POJ 2723 Get Luffy Out（2-SAT+二分答案）

Get Luffy Out

Time Limit: 2000MS		Memory Limit: 65536K
Total Submissions: 8851		Accepted: 3441

Description

Ratish is a young man who always dreams of being a hero. One day his friend Luffy was caught by Pirate Arlong. Ratish set off at once to Arlong's island. When he got there, he found the secret place where his friend was kept, but he could not go straight in. He saw a large door in front of him and two locks in the door. Beside the large door, he found a strange rock, on which there were some odd words. The sentences were encrypted. But that was easy for Ratish, an amateur cryptographer. After decrypting all the sentences, Ratish knew the following facts:

Behind the large door, there is a nesting prison, which consists of M floors. Each floor except the deepest one has a door leading to the next floor, and there are two locks in each of these doors. Ratish can pass through a door if he opens either of the two locks in it. There are 2N different types of locks in all. The same type of locks may appear in different doors, and a door may have two locks of the same type. There is only one key that can unlock one type of lock, so there are 2N keys for all the 2N types of locks. These 2N keys were divided into N pairs, and once one key in a pair is used, the other key will disappear and never show up again.

Later, Ratish found N pairs of keys under the rock and a piece of paper recording exactly what kinds of locks are in the M doors. But Ratish doesn't know which floor Luffy is held, so he has to open as many doors as possible. Can you help him to choose N keys to open the maximum number of doors?

Input

There are several test cases. Every test case starts with a line containing two positive integers N (1 <= N <= 2¹⁰) and M (1 <= M <= 2¹¹) separated by a space, the first integer represents the number of types of keys and the second integer represents the number of doors. The 2N keys are numbered 0, 1, 2, ..., 2N - 1. Each of the following N lines contains two different integers, which are the numbers of two keys in a pair. After that, each of the following M lines contains two integers, which are the numbers of two keys corresponding to the two locks in a door. You should note that the doors are given in the same order that Ratish will meet. A test case with N = M = 0 ends the input, and should not be processed.

Output

For each test case, output one line containing an integer, which is the maximum number of doors Ratish can open.

Sample Input

3 6
0 3
1 2
4 5
0 1
0 2
4 1
4 2
3 5
2 2
0 0

Sample Output

4

题目链接：POJ 2723

用2-SAT来check的二分答案的一道题目，由于题目的门是从上到下顺序进入的，因此才能二分这个位置，然后检测第1道门~第mid道门是否均能通过。

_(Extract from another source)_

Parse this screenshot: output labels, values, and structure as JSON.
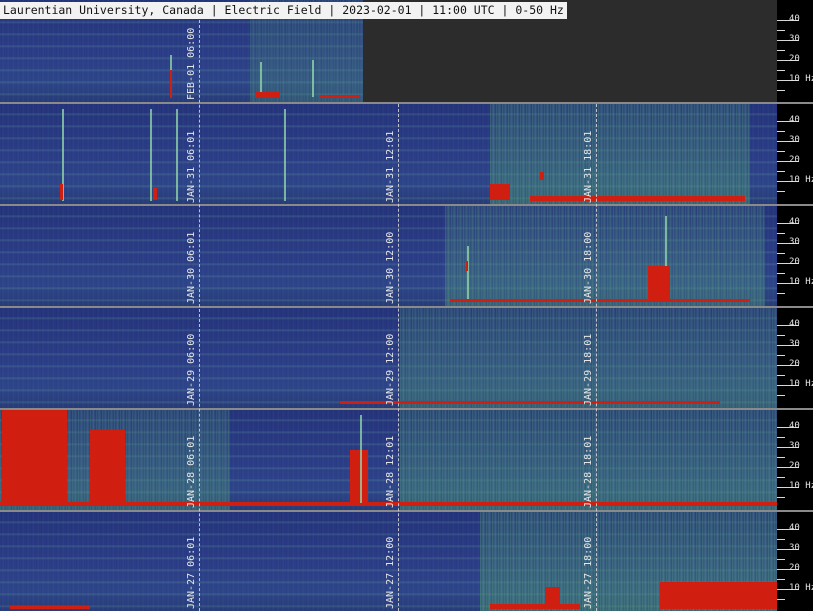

那么就简单了，首先把钥匙拆成两个点，用和不用，然后一共有2N个钥匙，那么就有4N个点，然后每次建图肯定是先把钥匙的矛盾点建好，然后再用1~mid的门的信息再加入一些边，然后check方案是否存在即可，一开始想不出来怎么做后来发现是按输入的顺序来开门的，然后如果一个钥匙pair为 a与b，如果你选了a，那么b会消失，但a可以一直用，不会消失，感觉以前大一的时候也在某一个网络赛里见过这个题，意思基本相同就题面变一下，可惜当时并不懂2-SAT……写了个暴力dfs结果T了……惨

代码：

#include <stdio.h>
#include <iostream>
#include <algorithm>
#include <cstdlib>
#include <sstream>
#include <numeric>
#include <cstring>
#include <bitset>
#include <string>
#include <deque>
#include <stack>
#include <cmath>
#include <queue>
#include <set>
#include <map>
using namespace std;
#define INF 0x3f3f3f3f
#define LC(x) (x<<1)
#define RC(x) ((x<<1)+1)
#define MID(x,y) ((x+y)>>1)
#define fin(name) freopen(name,"r",stdin)
#define fout(name) freopen(name,"w",stdout)
#define CLR(arr,val) memset(arr,val,sizeof(arr))
#define FAST_IO ios::sync_with_stdio(false);cin.tie(0);
typedef pair<int, int> pii;
typedef long long LL;
const double PI = acos(-1.0);
const int N = (1 << 10) + 10;
const int MAXV = N << 2;
const int MAXE = N * 6;
struct edge
{
	int to, nxt;
	edge() {}
	edge(int _to, int _nxt): to(_to), nxt(_nxt) {}
};
edge E[MAXE];
int head[MAXV], tot;
int vis[MAXV], st[MAXV], top;
int n, m;
int door[N << 1][2], key[N][2];

int rev(int k)
{
	return k < (n << 1) ? k + (n << 1) : k - (n << 1);
}
inline void add(int s, int t)
{
	E[tot] = edge(t, head[s]);
	head[s] = tot++;
}
void init()
{
	CLR(head, -1);
	tot = 0;
	CLR(vis, 0);
}
int dfs(int u)
{
	if (vis[rev(u)])
		return 0;
	if (vis[u])
		return 1;
	vis[u] = 1;
	st[top++] = u;
	for (int i = head[u]; ~i; i = E[i].nxt)
	{
		int v = E[i].to;
		if (!dfs(v))
			return 0;
	}
	return 1;
}
int check()
{
	for (int i = 0; i < (n << 2); ++i)
	{
		top = 0;
		if (!vis[i] && !vis[rev(i)] && !dfs(i))
		{
			while (top)
				vis[st[--top]] = 0;
			if (!dfs(rev(i)))
				return 0;
		}
	}
	return 1;
}
void build(int last)
{
	init();
	for (int i = 0; i < n; ++i) //2n
	{
		add(key[i][0], rev(key[i][1]));
		add(key[i][1], rev(key[i][0]));
	}
	for (int i = 1; i <= last; ++i) //2m
	{
		add(rev(door[i][0]), door[i][1]);
		add(rev(door[i][1]), door[i][0]);
	}
}
int main(void)
{
	int i;
	while (~scanf("%d%d", &n, &m) && (n || m))
	{
		init();
		for (i = 0; i < n; ++i)
			scanf("%d%d", &key[i][0], &key[i][1]);
		for (i = 1; i <= m; ++i)
			scanf("%d%d", &door[i][0], &door[i][1]);
		int L = 0, R = m;
		int ans = 0;
		while (L <= R)
		{
			int mid = MID(L, R);
			build(mid);
			if (check())
			{
				ans = mid;
				L = mid + 1;
			}
			else
				R = mid - 1;
		}
		printf("%d\n", ans);
	}
	return 0;
}